Doutor em sociologia da religião, professor da USP afirma que Crivella tenta passar imagem de político secular, mas está a serviço de projeto de poder

Autor do livro “Neopentecostais”, que analisou a expansão evangélica no país desde 1970, o sociólogo Ricardo Mariano, da USP, é categórico: a Igreja Universal tem um projeto de poder concretizado através do PRB. Para ele, a estratégia de moderar o discurso de olho no centro esbarra na visão de mundo de seus expoentes, pautada pela religião, como Crivella e outros bispos e pastores da Universal.

Crivella tenta cultivar em público uma imagem moderada, mas demonstra dificuldade em se dissociar do discurso religioso. Por quê?

A igreja vem em primeiro lugar. Tudo mais, toda atividade político-partidária vem a reboque dos interesses da igreja. O grande projeto que ancora (o PRB) é o fortalecimento da Universal. Por isso há esses curto-circuitos.

O discurso dele muda quando fala para pastores ou fiéis?

A face pública dele é tentar passar a imagem de um político secular. De que o bispo está licenciado, e que vai governar para toda a população. Crivella domina a “gramática” secular. Em reuniões internas do PRB ele fala abertamente que o partido é da igreja, mas você nunca verá nenhuma liderança do PRB afirmar que o partido é da Igreja Universal. Elas são treinadas para rejeitar isso como se fosse uma grave acusação.

Esse tipo de prática viola o conceito de Estado laico?

Nessa reunião secreta e nada republicana, o prefeito demonstra que governa volta e meia como bispo evangélico. A laicidade prevê a separação de igreja e Estado, e o tratamento isonômico entre igrejas e religiões. Proíbe, portanto, que cargos públicos e recursos municipais sejam empregados para privilegiar autoridades, políticos ou seguidores de um grupo religioso em detrimento dos demais cidadãos.

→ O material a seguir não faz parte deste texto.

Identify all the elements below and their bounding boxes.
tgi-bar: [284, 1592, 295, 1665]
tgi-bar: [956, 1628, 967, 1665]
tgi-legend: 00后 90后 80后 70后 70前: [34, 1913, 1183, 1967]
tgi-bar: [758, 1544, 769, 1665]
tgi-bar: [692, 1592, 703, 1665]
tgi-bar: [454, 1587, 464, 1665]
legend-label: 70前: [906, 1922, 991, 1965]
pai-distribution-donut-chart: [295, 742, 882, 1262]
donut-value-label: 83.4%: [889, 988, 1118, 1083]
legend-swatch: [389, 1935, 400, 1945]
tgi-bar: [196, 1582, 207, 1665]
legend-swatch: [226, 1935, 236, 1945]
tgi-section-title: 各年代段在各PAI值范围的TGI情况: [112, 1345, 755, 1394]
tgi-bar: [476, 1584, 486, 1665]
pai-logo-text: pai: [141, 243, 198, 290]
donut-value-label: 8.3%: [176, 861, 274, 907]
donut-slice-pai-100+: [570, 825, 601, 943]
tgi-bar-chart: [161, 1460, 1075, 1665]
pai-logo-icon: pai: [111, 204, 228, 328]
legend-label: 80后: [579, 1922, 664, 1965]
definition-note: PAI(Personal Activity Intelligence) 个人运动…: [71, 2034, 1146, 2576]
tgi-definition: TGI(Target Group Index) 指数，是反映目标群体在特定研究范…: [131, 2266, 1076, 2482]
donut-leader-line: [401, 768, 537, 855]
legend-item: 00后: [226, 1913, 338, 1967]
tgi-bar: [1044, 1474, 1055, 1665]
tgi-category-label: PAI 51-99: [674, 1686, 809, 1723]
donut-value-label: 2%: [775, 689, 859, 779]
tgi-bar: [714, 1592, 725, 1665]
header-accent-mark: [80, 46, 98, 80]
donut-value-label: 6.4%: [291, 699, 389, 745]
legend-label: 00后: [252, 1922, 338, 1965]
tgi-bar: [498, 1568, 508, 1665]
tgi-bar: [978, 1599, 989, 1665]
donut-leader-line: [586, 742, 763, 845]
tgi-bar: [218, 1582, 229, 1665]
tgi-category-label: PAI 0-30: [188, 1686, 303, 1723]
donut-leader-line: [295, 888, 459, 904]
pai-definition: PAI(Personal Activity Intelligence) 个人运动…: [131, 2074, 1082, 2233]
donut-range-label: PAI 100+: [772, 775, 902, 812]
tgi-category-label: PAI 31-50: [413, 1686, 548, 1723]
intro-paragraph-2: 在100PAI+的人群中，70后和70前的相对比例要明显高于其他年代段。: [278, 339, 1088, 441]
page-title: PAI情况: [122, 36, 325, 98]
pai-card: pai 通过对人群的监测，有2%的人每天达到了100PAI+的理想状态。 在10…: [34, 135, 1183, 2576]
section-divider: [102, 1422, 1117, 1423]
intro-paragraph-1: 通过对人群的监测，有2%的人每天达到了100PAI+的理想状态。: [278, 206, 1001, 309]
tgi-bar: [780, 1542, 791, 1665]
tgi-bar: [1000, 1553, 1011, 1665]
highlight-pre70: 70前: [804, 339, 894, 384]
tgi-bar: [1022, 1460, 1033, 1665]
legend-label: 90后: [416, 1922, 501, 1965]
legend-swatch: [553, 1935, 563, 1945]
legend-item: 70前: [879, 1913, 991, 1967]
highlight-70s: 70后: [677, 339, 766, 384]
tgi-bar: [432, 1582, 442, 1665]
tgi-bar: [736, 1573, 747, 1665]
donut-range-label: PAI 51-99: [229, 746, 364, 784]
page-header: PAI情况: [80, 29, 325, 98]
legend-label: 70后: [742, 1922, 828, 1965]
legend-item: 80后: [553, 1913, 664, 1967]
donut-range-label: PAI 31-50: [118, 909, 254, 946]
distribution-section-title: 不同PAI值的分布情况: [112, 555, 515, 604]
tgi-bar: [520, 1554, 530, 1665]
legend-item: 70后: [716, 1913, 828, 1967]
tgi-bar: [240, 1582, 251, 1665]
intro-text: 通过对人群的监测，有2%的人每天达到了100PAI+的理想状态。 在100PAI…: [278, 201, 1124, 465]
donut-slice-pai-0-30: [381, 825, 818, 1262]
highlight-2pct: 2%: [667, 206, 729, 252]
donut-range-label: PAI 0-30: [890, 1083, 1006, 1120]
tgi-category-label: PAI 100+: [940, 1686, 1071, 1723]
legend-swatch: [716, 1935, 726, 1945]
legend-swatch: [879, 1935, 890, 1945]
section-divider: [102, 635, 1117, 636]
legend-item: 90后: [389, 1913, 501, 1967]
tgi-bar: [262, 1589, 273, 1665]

Fala-se muito que a Igreja Universal tem um projeto de poder. Como ele funciona?

O PRB tem procurado se aproximar de outras igrejas e lideranças. É uma tentativa de ampliar sua base social e eleitoral. Há uma tentativa de se mostrar menos sectário. Tenta fugir do estereótipo do PSC, do Feliciano (pastor Marco) e outros políticos de extrema direita.

Esse movimento influencia nas alianças que o PRB faz?

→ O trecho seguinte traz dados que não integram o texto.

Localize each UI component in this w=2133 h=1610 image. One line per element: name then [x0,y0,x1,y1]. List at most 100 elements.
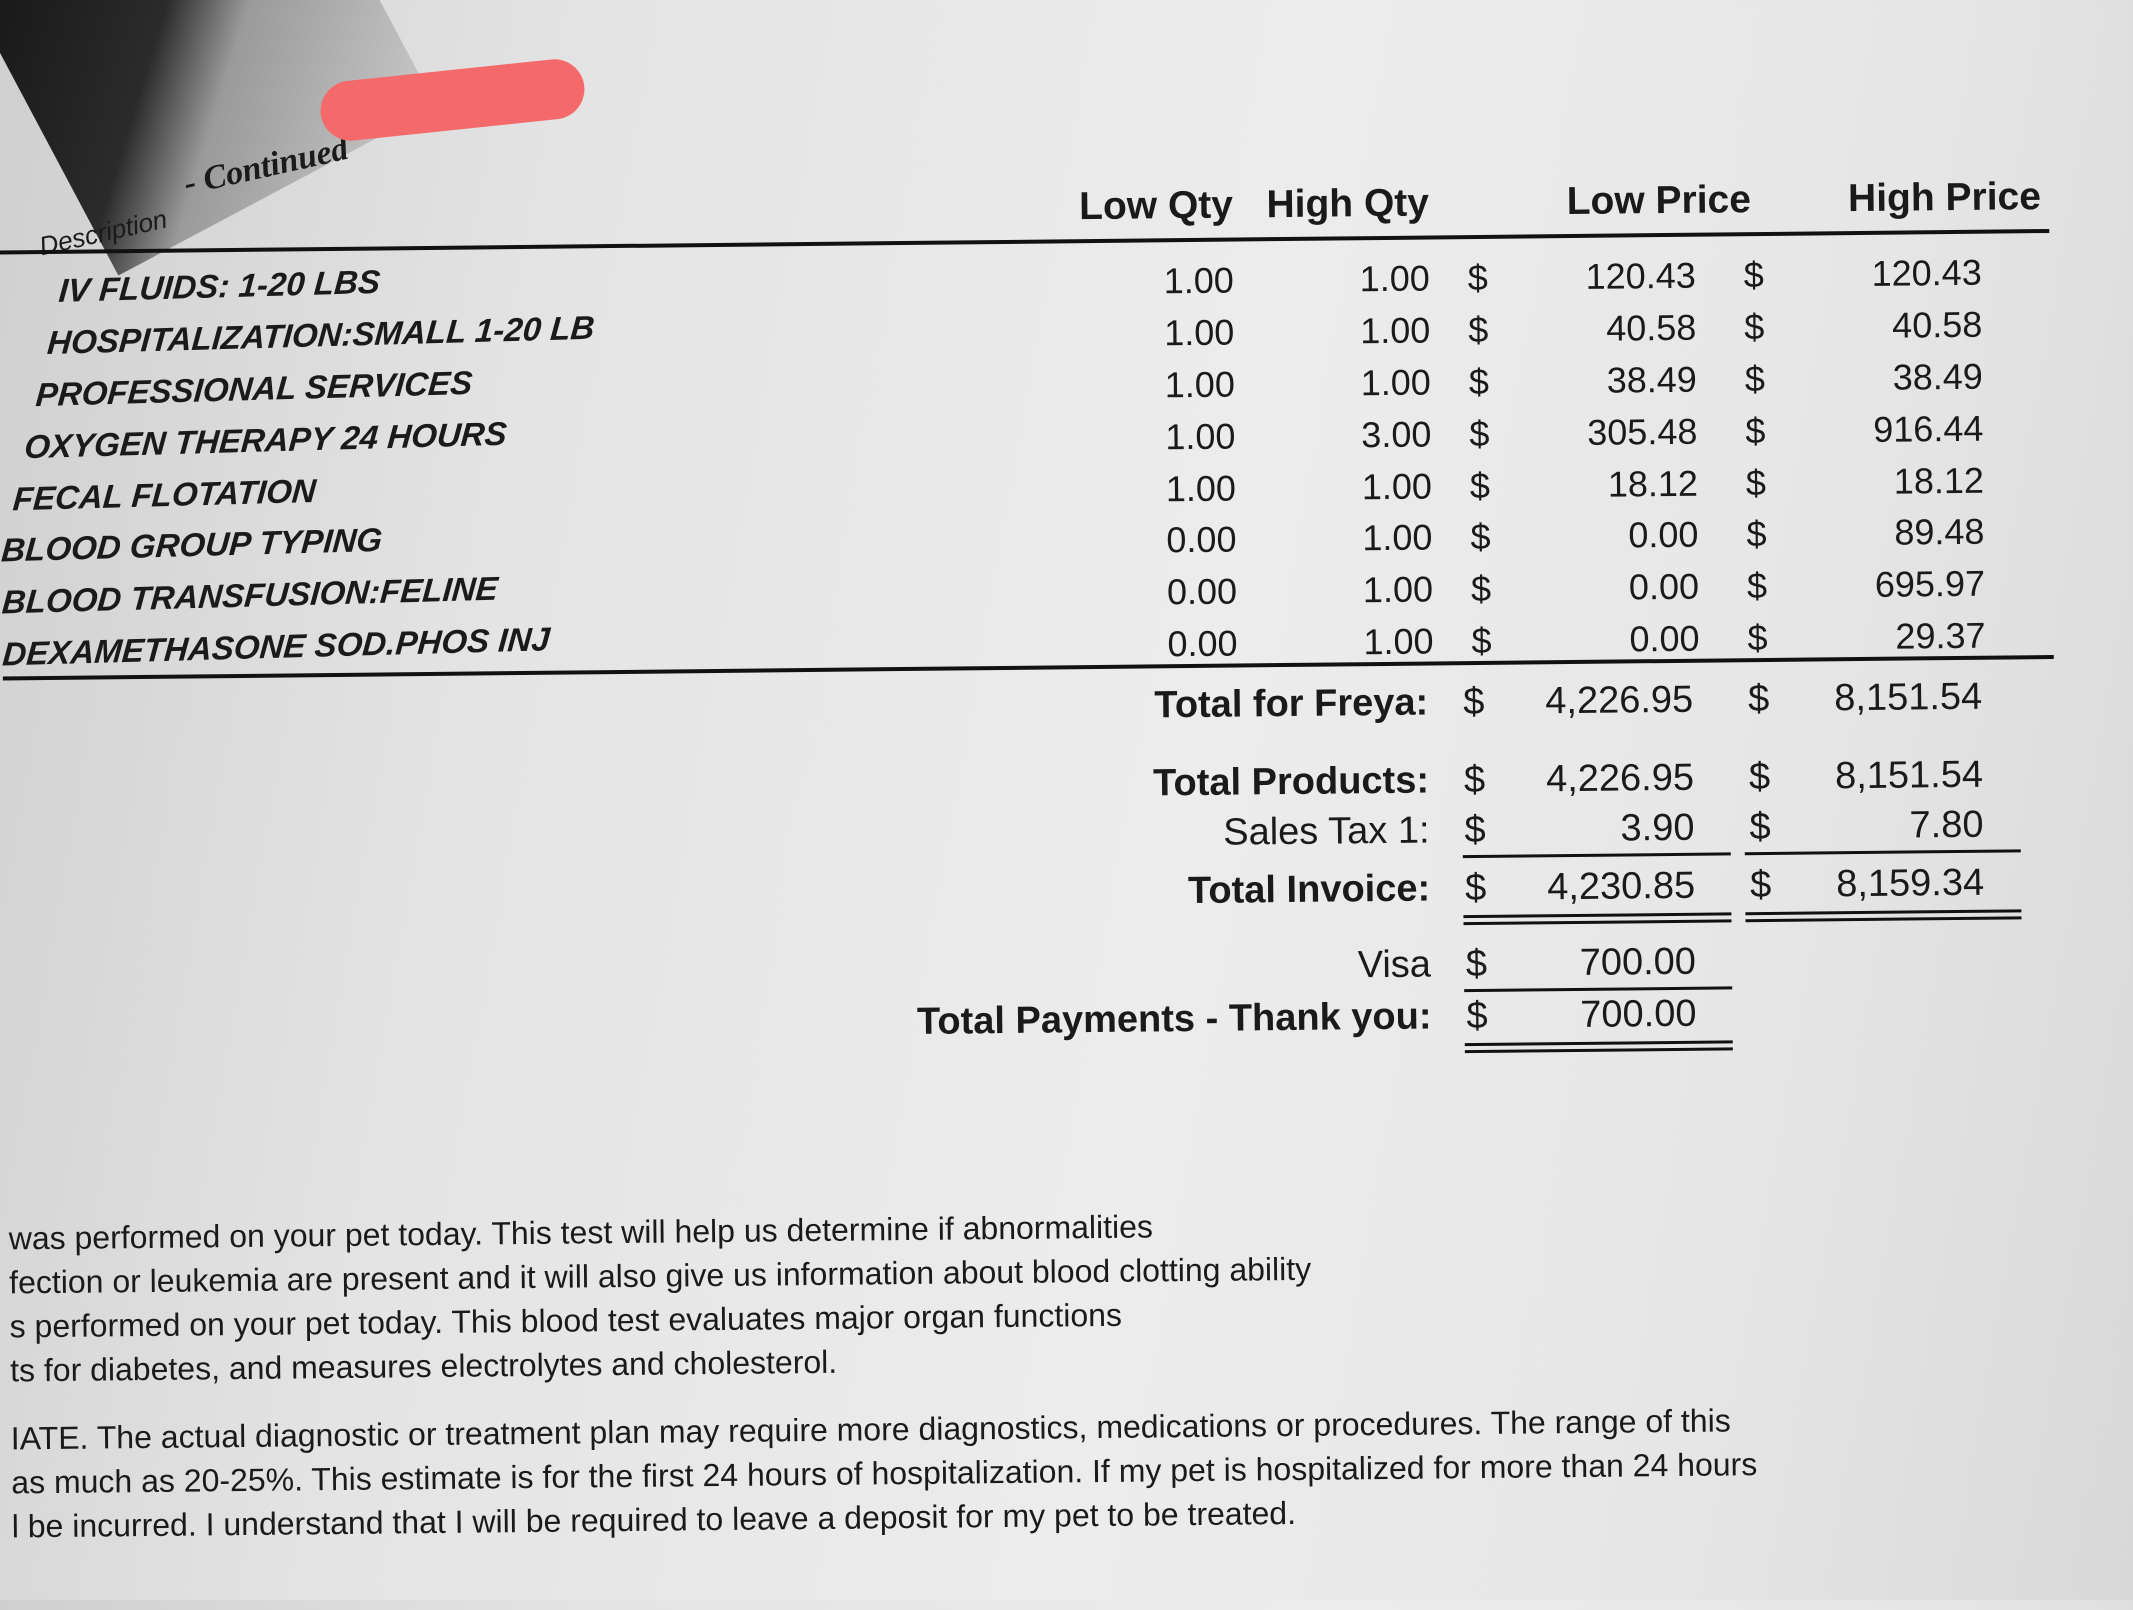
item-high-price: 916.44 [1873,407,1984,450]
currency-symbol: $ [1462,680,1485,724]
header-rule [0,229,2050,255]
total-high-products: 8,151.54 [1834,753,1984,798]
note-line: fection or leukemia are present and it w… [8,1250,1312,1301]
currency-symbol: $ [1470,567,1492,610]
item-low-price: 40.58 [1605,306,1697,349]
currency-symbol: $ [1747,677,1770,721]
currency-symbol: $ [1465,942,1488,986]
visa-underline [1464,986,1733,993]
payments-double-rule [1464,1040,1733,1047]
currency-symbol: $ [1744,357,1766,400]
tax-underline-low [1462,852,1731,859]
item-low-price: 120.43 [1585,254,1696,297]
continued-label: - Continued [180,129,352,203]
tax-underline-high [1744,849,2021,856]
currency-symbol: $ [1467,256,1488,299]
item-description: DEXAMETHASONE SOD.PHOS INJ [1,620,552,673]
item-high-price: 89.48 [1894,510,1985,553]
note-line: s performed on your pet today. This bloo… [9,1296,1123,1345]
invoice-double-rule-low [1463,912,1732,919]
item-high-price: 38.49 [1892,355,1984,398]
currency-symbol: $ [1469,464,1491,507]
invoice-double-rule-high [1745,916,2022,923]
item-high-qty: 1.00 [1363,620,1434,663]
item-high-qty: 3.00 [1361,413,1432,456]
total-low-freya: 4,226.95 [1545,678,1694,723]
item-low-qty: 1.00 [1164,363,1236,406]
currency-symbol: $ [1748,755,1771,799]
visa-label: Visa [1357,943,1432,987]
item-high-price: 695.97 [1874,562,1986,605]
currency-symbol: $ [1468,308,1489,351]
currency-symbol: $ [1743,253,1764,296]
total-label-tax: Sales Tax 1: [1223,809,1430,854]
total-low-tax: 3.90 [1620,806,1695,850]
total-high-invoice: 8,159.34 [1835,861,1985,906]
currency-symbol: $ [1470,515,1491,558]
item-high-price: 40.58 [1891,303,1983,346]
total-label-invoice: Total Invoice: [1187,867,1431,913]
invoice-double-rule-low [1463,919,1732,926]
note-line: was performed on your pet today. This te… [8,1208,1154,1257]
item-description: BLOOD GROUP TYPING [0,520,384,569]
currency-symbol: $ [1749,863,1772,907]
item-low-price: 18.12 [1607,462,1699,505]
currency-symbol: $ [1749,805,1771,849]
item-high-qty: 1.00 [1360,361,1432,404]
currency-symbol: $ [1745,409,1766,452]
col-low-price: Low Price [1566,178,1752,224]
item-description: PROFESSIONAL SERVICES [34,363,474,414]
item-low-qty: 0.00 [1166,518,1237,561]
item-description: HOSPITALIZATION:SMALL 1-20 LB [45,308,596,361]
item-high-qty: 1.00 [1359,257,1430,300]
currency-symbol: $ [1746,512,1767,555]
total-payments-label: Total Payments - Thank you: [916,995,1432,1043]
item-low-qty: 1.00 [1163,259,1234,302]
item-low-price: 38.49 [1606,358,1698,401]
visa-amount: 700.00 [1579,940,1697,984]
currency-symbol: $ [1744,305,1765,348]
item-high-price: 29.37 [1895,614,1986,657]
currency-symbol: $ [1468,360,1490,403]
item-low-qty: 0.00 [1166,570,1238,613]
note-line: l be incurred. I understand that I will … [11,1494,1297,1545]
item-low-price: 0.00 [1629,617,1700,660]
invoice-double-rule-high [1745,909,2022,916]
payments-double-rule [1464,1047,1733,1054]
item-low-qty: 1.00 [1165,415,1236,458]
item-high-qty: 1.00 [1360,309,1431,352]
item-low-price: 0.00 [1628,513,1699,556]
total-label-freya: Total for Freya: [1154,681,1429,727]
col-high-price: High Price [1847,175,2042,221]
col-high-qty: High Qty [1266,181,1430,227]
item-high-qty: 1.00 [1361,465,1433,508]
currency-symbol: $ [1463,758,1486,802]
item-low-price: 305.48 [1587,410,1698,453]
currency-symbol: $ [1464,808,1486,852]
col-low-qty: Low Qty [1078,183,1234,229]
item-description: FECAL FLOTATION [11,471,318,518]
item-description: IV FLUIDS: 1-20 LBS [57,262,382,309]
note-line: ts for diabetes, and measures electrolyt… [9,1343,838,1389]
total-label-products: Total Products: [1152,759,1430,805]
currency-symbol: $ [1469,412,1490,455]
item-high-qty: 1.00 [1362,568,1434,611]
total-payments-amount: 700.00 [1580,992,1697,1036]
item-low-qty: 1.00 [1165,467,1237,510]
total-low-invoice: 4,230.85 [1546,864,1696,909]
item-high-price: 18.12 [1893,459,1985,502]
item-high-qty: 1.00 [1362,516,1433,559]
item-description: OXYGEN THERAPY 24 HOURS [23,414,509,466]
currency-symbol: $ [1471,619,1492,662]
item-low-qty: 1.00 [1164,311,1235,354]
currency-symbol: $ [1747,616,1768,659]
currency-symbol: $ [1745,461,1767,504]
item-low-qty: 0.00 [1167,622,1238,665]
total-high-freya: 8,151.54 [1834,675,1983,720]
currency-symbol: $ [1466,994,1488,1038]
currency-symbol: $ [1464,866,1487,910]
currency-symbol: $ [1746,564,1768,607]
total-low-products: 4,226.95 [1545,756,1695,801]
item-high-price: 120.43 [1871,251,1982,294]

É um partido extremamente pragmático, uma espécie de MDB evangélico. Participou dos governos do PT desde o segundo turno de 2002 até o impeachment. Nos estados e municípios governa com tucanos e emedebistas. O PRB invariavelmente é governo e não vai ser encontrado na oposição. É um projeto ambicioso, tem potencial de se tornar um partido grande no Brasil. Em 2016 já alcançou o patamar de partido médio e tende a crescer.

Há denúncias de uso eleitoral de igrejas. A Justiça consegue lidar com essa questão?

A Justiça Eleitoral crescentemente vem criando a figura do abuso do poder religioso, que ainda não tem um marco legal, para enquadrar pastores e políticos que fazem propaganda dentro dos templos. Há centenas de processos com essa natureza na Justiça.